We HEART high sensitivity troponins
Chest pain is the second leading cause of ED visits in the US, and delayed diagnosis of AMI leads to increased mortality risk. Furthermore, balancing cardiovascular risk reduction with unnecessary hospitalizations and testing has been an ongoing challenge. Studies outside the US have been equivocal with regard to improved clinical outcomes and resource utilization with implementation of hsTn assays.

This was a multicenter (single-system) pre-post cohort study conducted in 2021 at Kaiser Permanente Southern California hospitals during uptake of high-sensitivity troponin assays. It included 17,384 adult patients presenting to the ED with chest pain who were risk stratified with a HEART pathway based on either cTn (71.6%) or hsTn (28.4%). Detection of AMI within 30 days was higher for hsTn group (5.8% vs 4.4%; P<0.01) with no change in all-cause mortality rate (0.3% vs 0.4%, P=0.50). Diagnosis of AMI in the ED was higher in the hsTn group (4.6% vs 2.0%, P<0.001); and 1.2% of hsTn vs 2.4% of cTn group were diagnosed with AMI within 30 days (P<0.001). Patients in hsTn group had lower rates of admission (12.2% vs 15.0%, P<0.001), stress testing within 7 days (10.2% vs 12.8%, P<0.001), and coronary revascularization within 30 days (1.0% vs 2.0%, P<0.001). Results suggest that a new HEART pathway incorporating hsTn may improve early detection of AMI and decrease resource utilization for patients presenting to ED with chest pain.

The overall effect was small but statistically significant; given number of ED visits for chest pain, it’s likely to be meaningful. While there was no difference in mortality between the two groups, larger studies with longer follow-up would be needed to accurately assess this, given that this was a rare event.

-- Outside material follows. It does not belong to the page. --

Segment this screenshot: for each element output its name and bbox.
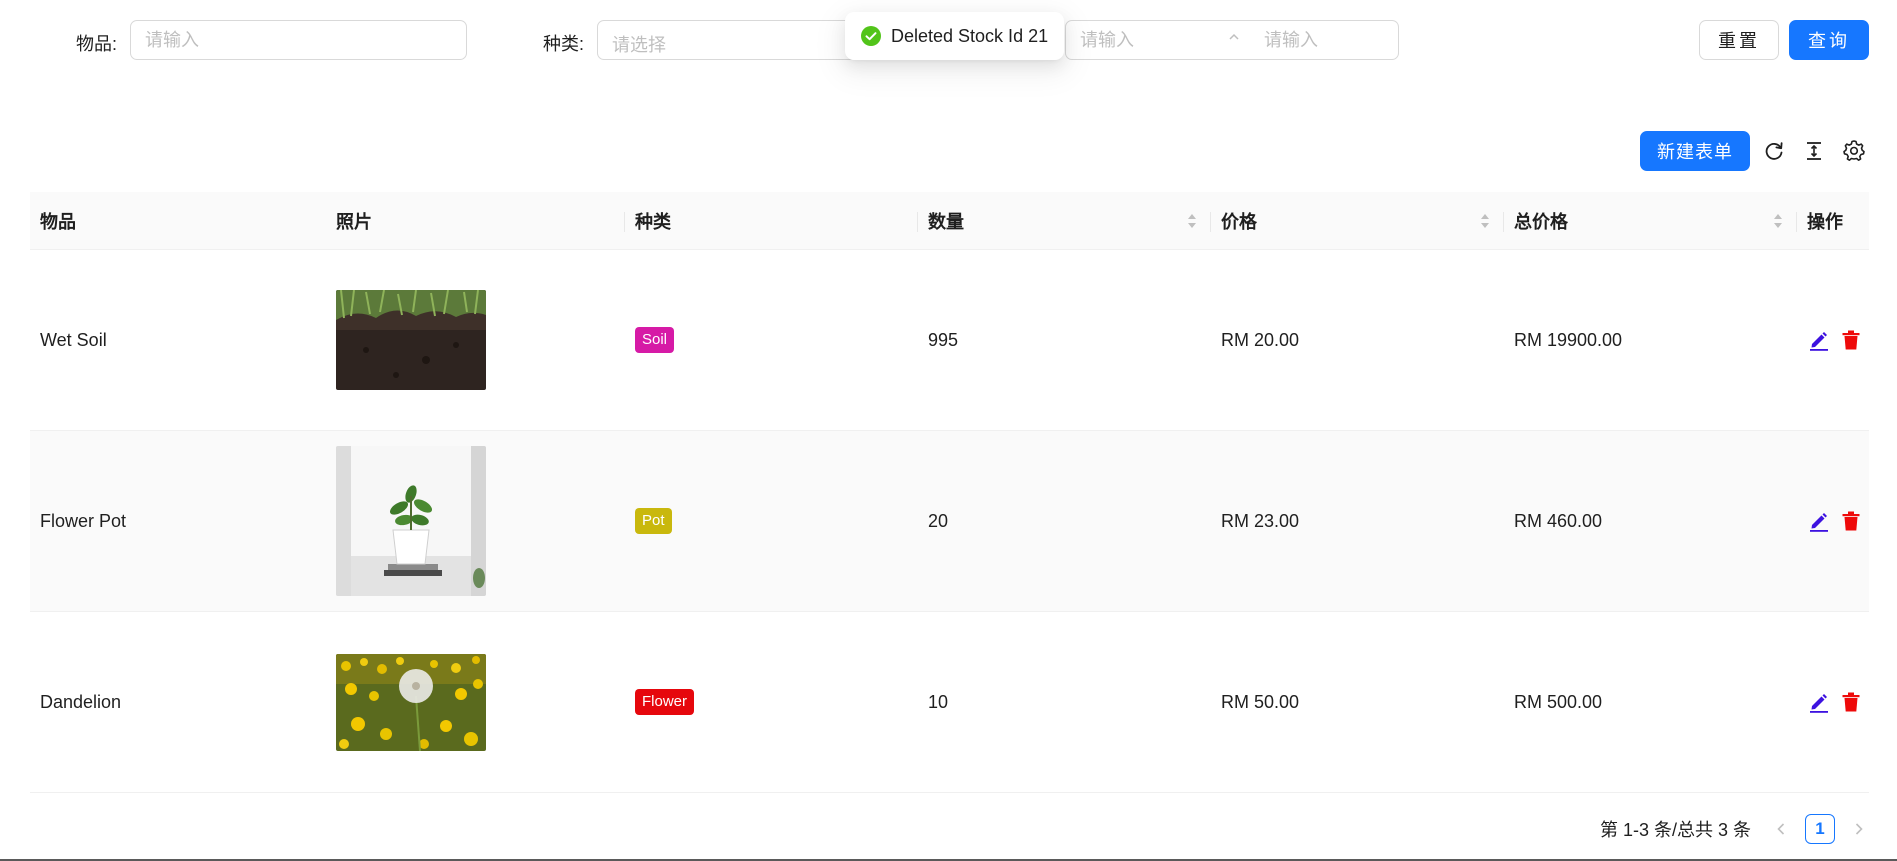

Interestingly, up to one third of patients during the study period received troponin testing but were not assigned a HEART score; the group lacking HEART scores had increased cardiovascular risk and poorer health outcomes. The authors postulate that clinicians managed these patients as if they had clinically evident AMI or high cardiovascular risk requiring admission, suggesting that HEART pathway is most useful for lower risk patients.

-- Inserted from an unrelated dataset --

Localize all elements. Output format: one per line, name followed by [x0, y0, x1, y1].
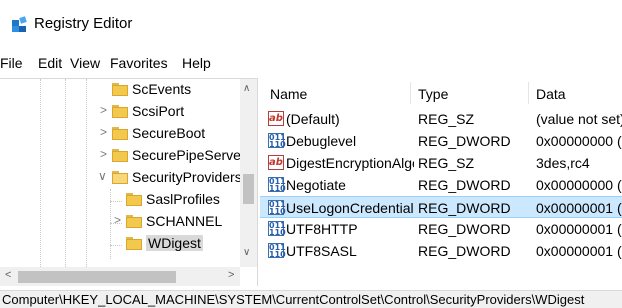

While this was a multicenter study, it was across a single system and included only patients with health insurance. The ease of outpatient follow up and testing is likely more challenging to replicate in other systems. Further studies across other US health systems as well as attention to longer-term outcomes (e.g. 1 year follow-up) and impact on ED metrics (such as length of stay) are needed to more fully understand the impact of hsTn assays in the US.

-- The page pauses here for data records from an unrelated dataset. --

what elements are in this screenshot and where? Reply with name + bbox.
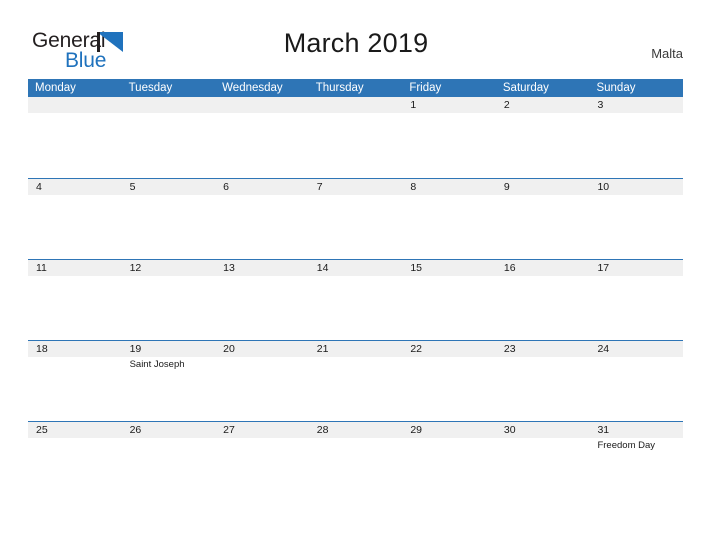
calendar-page: General Blue March 2019 Malta Monday Tue… <box>0 0 712 550</box>
day-number[interactable]: 14 <box>309 260 403 276</box>
day-number[interactable]: 23 <box>496 341 590 357</box>
day-number[interactable] <box>122 97 216 113</box>
day-event <box>122 195 216 259</box>
weekday-tuesday: Tuesday <box>128 82 173 94</box>
day-number[interactable]: 15 <box>402 260 496 276</box>
day-number[interactable] <box>215 97 309 113</box>
day-number[interactable]: 25 <box>28 422 122 438</box>
day-number[interactable]: 7 <box>309 179 403 195</box>
week-date-band: 1 2 3 <box>28 97 683 113</box>
day-event: Freedom Day <box>597 440 656 451</box>
day-number[interactable] <box>309 97 403 113</box>
week-date-band: 18 19 20 21 22 23 24 <box>28 341 683 357</box>
day-number[interactable]: 30 <box>496 422 590 438</box>
weekday-sunday: Sunday <box>596 82 636 94</box>
day-number[interactable]: 28 <box>309 422 403 438</box>
day-number[interactable]: 3 <box>589 97 683 113</box>
day-event <box>496 438 590 502</box>
day-event <box>402 195 496 259</box>
week-row: 18 19 20 21 22 23 24 Saint Joseph <box>28 340 683 421</box>
weekday-monday: Monday <box>35 82 76 94</box>
day-event <box>309 438 403 502</box>
week-event-band: Freedom Day <box>28 438 683 502</box>
day-number[interactable]: 22 <box>402 341 496 357</box>
day-event <box>589 276 683 340</box>
day-number[interactable]: 18 <box>28 341 122 357</box>
day-event <box>215 276 309 340</box>
week-row: 4 5 6 7 8 9 10 <box>28 178 683 259</box>
day-number[interactable]: 29 <box>402 422 496 438</box>
week-row: 1 2 3 <box>28 97 683 178</box>
day-number[interactable]: 20 <box>215 341 309 357</box>
day-number[interactable]: 4 <box>28 179 122 195</box>
day-event <box>215 113 309 177</box>
day-event <box>589 357 683 421</box>
day-number[interactable]: 26 <box>122 422 216 438</box>
day-event <box>215 438 309 502</box>
week-row: 25 26 27 28 29 30 31 Freedom Day <box>28 421 683 502</box>
day-event <box>28 357 122 421</box>
day-number[interactable]: 9 <box>496 179 590 195</box>
day-event <box>122 113 216 177</box>
day-event <box>402 276 496 340</box>
day-event <box>122 276 216 340</box>
weekday-header-row: Monday Tuesday Wednesday Thursday Friday… <box>28 79 683 97</box>
day-number[interactable]: 16 <box>496 260 590 276</box>
week-event-band <box>28 195 683 259</box>
day-event <box>496 357 590 421</box>
day-event <box>28 195 122 259</box>
day-event <box>28 113 122 177</box>
day-event <box>496 113 590 177</box>
page-title: March 2019 <box>283 28 429 58</box>
week-row: 11 12 13 14 15 16 17 <box>28 259 683 340</box>
day-number[interactable]: 12 <box>122 260 216 276</box>
week-date-band: 25 26 27 28 29 30 31 <box>28 422 683 438</box>
day-number[interactable]: 1 <box>402 97 496 113</box>
page-header: General Blue March 2019 Malta <box>0 0 712 76</box>
day-event <box>122 438 216 502</box>
day-number[interactable]: 10 <box>589 179 683 195</box>
day-event <box>215 357 309 421</box>
region-label: Malta <box>651 46 683 61</box>
day-event <box>589 113 683 177</box>
day-number[interactable]: 19 <box>122 341 216 357</box>
day-event <box>402 438 496 502</box>
day-event <box>309 357 403 421</box>
day-number[interactable]: 11 <box>28 260 122 276</box>
day-number[interactable]: 17 <box>589 260 683 276</box>
day-event <box>496 195 590 259</box>
day-event <box>309 195 403 259</box>
weekday-saturday: Saturday <box>502 82 549 94</box>
weekday-thursday: Thursday <box>315 82 364 94</box>
day-event <box>589 195 683 259</box>
day-event <box>28 438 122 502</box>
day-number[interactable]: 13 <box>215 260 309 276</box>
day-event <box>402 113 496 177</box>
day-number[interactable]: 2 <box>496 97 590 113</box>
day-number[interactable]: 6 <box>215 179 309 195</box>
week-event-band: Saint Joseph <box>28 357 683 421</box>
week-date-band: 11 12 13 14 15 16 17 <box>28 260 683 276</box>
weekday-wednesday: Wednesday <box>222 82 283 94</box>
day-number[interactable]: 27 <box>215 422 309 438</box>
day-number[interactable]: 21 <box>309 341 403 357</box>
day-event <box>309 276 403 340</box>
day-event <box>496 276 590 340</box>
day-event <box>309 113 403 177</box>
week-event-band <box>28 113 683 177</box>
day-number[interactable]: 5 <box>122 179 216 195</box>
day-number[interactable]: 8 <box>402 179 496 195</box>
day-number[interactable] <box>28 97 122 113</box>
day-number[interactable]: 31 <box>589 422 683 438</box>
day-number[interactable]: 24 <box>589 341 683 357</box>
week-date-band: 4 5 6 7 8 9 10 <box>28 179 683 195</box>
weekday-friday: Friday <box>409 82 442 94</box>
calendar-grid: Monday Tuesday Wednesday Thursday Friday… <box>28 79 683 502</box>
day-event <box>215 195 309 259</box>
day-event <box>28 276 122 340</box>
week-event-band <box>28 276 683 340</box>
day-event <box>402 357 496 421</box>
day-event: Saint Joseph <box>129 359 185 370</box>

How will this change my practice?
My center uses a high-sensitivity troponin HEART pathway, so this is unlikely to change my practice much. However, this study does provide justification to explore adoption of high-sensitivity troponin for chest pain risk stratification at centers that still use conventional troponin.

Source
Emergency Department Cardiac Risk Stratification With High-Sensitivity vs Conventional Troponin HEART Pathway. JAMA Netw Open. 2023 Dec 1;6(12):e2348351. doi: 10.1001/jamanetworkopen.2023.48351.